There were diverging views and opinions about service users’ involvement in policymaking. Some respondents found service user and caregiver involvement to be essential. For example,
“Without their involvement, policymaking would be incomplete.” (District Representative 09, Male), “Since they are the one[s] who are facing the problem, their input is a must” (District Representative 01, Male), and “‘Nothing about us, without us’. So I think participation will come as a first condition.” (National Representative 11, Male).
Among those who stressed the need for service user involvement, some said that there should be criteria for selecting service users such that only those individuals who can contribute in policy and planning should be consulted.
There were also views that policymaking was not an ideal platform for service user or caregiver involvement. Some respondents thought that mental health policy development is the domain of mental health experts where service users have no role. A respondent mentioned,
“If we plan to involve them at the initial phase of policy making, then it would sound like, ‘Tauko le Puchar hallaune ki puchar le tauko hallaune’ [Whether head shakes the tail or tail shakes the head - it is always the head that shakes the tail, so that involvement of service users in policy and planning seem irrelevant]” (National Representative 09, Male).
Involvement in service delivery
Some district-level respondents found that involvement of other government institutions and NGOs in service delivery has improved, especially in programs run by NGOs in collaboration with government agencies:
“Service is delivered in consultation with sectors like VDC [Village Development Committee], police or teacher.” (District Representative 09, Male).
However, coordination and collaboration with stakeholders in service delivery and service integration was thought to be insufficient by some of the district-level respondents. They suggested greater coordination and collaboration among schools, VDCs, NGOs and health facilities for integration of mental health services into primary health care.
Effectiveness and efficiency
Human resources capacity
Some respondents identified limited training of health workers in mental health and frequent transfers of health staff trained in mental health as two major problems in human resources for mental health. According to the respondents, the changes in the national government have brought about high staff turnover at district level, even before completing the mandatory 2 years of service in a place.

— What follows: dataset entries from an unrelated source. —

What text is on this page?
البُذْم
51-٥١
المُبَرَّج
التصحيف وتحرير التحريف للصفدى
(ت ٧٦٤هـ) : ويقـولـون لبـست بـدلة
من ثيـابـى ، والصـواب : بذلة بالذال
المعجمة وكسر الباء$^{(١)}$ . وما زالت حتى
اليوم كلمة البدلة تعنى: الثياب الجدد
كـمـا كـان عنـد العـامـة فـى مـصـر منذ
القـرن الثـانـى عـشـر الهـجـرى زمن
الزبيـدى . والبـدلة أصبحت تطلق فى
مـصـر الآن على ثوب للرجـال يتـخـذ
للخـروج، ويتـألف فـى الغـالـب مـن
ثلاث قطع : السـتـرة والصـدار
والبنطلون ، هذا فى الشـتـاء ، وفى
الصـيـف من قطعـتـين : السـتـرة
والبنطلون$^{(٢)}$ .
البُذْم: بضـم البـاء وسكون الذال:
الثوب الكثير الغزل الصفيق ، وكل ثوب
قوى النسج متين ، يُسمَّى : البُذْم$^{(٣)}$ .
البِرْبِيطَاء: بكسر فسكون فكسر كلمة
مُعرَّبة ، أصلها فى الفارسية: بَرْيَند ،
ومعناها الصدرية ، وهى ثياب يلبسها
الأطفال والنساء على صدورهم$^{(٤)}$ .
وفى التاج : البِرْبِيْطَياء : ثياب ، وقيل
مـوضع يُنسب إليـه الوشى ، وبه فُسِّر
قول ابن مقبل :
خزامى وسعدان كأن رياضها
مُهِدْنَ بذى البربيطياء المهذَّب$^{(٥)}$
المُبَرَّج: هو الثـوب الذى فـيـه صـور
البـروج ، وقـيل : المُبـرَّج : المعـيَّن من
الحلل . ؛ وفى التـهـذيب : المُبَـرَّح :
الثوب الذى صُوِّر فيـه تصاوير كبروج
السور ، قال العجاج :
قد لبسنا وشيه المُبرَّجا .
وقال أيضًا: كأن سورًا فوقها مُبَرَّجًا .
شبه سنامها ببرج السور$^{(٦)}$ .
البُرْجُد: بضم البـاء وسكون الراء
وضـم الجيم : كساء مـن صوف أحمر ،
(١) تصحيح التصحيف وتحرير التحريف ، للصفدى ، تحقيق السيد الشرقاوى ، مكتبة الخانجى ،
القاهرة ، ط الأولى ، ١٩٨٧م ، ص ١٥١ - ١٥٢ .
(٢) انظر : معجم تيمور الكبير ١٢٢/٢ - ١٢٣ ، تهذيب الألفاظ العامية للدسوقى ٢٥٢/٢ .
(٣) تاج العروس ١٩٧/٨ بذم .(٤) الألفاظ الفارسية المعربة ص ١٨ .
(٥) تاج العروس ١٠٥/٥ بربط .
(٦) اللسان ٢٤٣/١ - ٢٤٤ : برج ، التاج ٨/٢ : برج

Lack of awareness and knowledge about mental health issues among health workers was seen by the respondents as another barrier. The respondents acknowledged that most health workers lacked this knowledge because their pre-service training did not cover mental health and even if it did, due to lack of practice, the health workers had mostly forgotten what had they learnt. One strategy suggested by several of the respondents to overcome this problem was task-sharing by mobilizing village-level health workers known as Female Community Health Volunteers (FCHVs). A district-level respondent said:
“Clients do openly share their problem [with FCHVs]… Since they work at community level, they are more aware of peoples who show abnormal activity.” (District Representative 03, Male).

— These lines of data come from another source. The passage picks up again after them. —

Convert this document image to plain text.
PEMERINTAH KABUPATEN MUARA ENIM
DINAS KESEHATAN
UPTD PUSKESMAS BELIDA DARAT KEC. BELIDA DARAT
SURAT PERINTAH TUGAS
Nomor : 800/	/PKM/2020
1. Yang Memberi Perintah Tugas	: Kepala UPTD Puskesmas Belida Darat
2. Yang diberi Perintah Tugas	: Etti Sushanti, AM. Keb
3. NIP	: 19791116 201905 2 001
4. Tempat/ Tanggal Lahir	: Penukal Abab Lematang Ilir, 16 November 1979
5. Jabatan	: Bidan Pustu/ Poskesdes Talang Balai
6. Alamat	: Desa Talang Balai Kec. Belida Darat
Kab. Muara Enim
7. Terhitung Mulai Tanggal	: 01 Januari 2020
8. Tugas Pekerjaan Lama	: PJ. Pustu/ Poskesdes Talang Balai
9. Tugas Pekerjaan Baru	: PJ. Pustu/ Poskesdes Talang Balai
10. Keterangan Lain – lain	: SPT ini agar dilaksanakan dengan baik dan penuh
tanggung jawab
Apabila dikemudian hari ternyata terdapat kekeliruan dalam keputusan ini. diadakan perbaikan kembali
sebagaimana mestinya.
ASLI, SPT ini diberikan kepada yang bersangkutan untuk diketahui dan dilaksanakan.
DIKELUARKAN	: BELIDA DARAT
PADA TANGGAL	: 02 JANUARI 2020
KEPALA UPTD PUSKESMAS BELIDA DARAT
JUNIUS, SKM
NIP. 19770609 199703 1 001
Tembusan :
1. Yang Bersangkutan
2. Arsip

Budget allocation and utilization
Most of the national-level respondents said that the proportion of the health budget allocated to mental health has not been publicly stated. In addition, they said that a budget for mental health is allocated only for the mental hospital in Kathmandu and does not go to other hospitals or mental health programs. However, other national-level respondents mentioned that, as part of integrated health care programs, a budget for mental health is allocated to cover the cost of psychiatric wards in regional hospitals. Similarly, a few respondents mentioned that other ministries such as the Ministry of Peace and Reconstruction and the Ministry of Women, Children and Social Welfare are running psychosocial and mental health programs, and said that budgets allocated to these programs have not been accounted for in the total budget allocated to mental health. Still, respondents reported that, even including the budget spent by district and regional health programs and other ministries, the total budget allocated to mental health does not amount to more than 2% of the total health budget. This they found inequitable compared to the disease burden of mental illness in Nepal.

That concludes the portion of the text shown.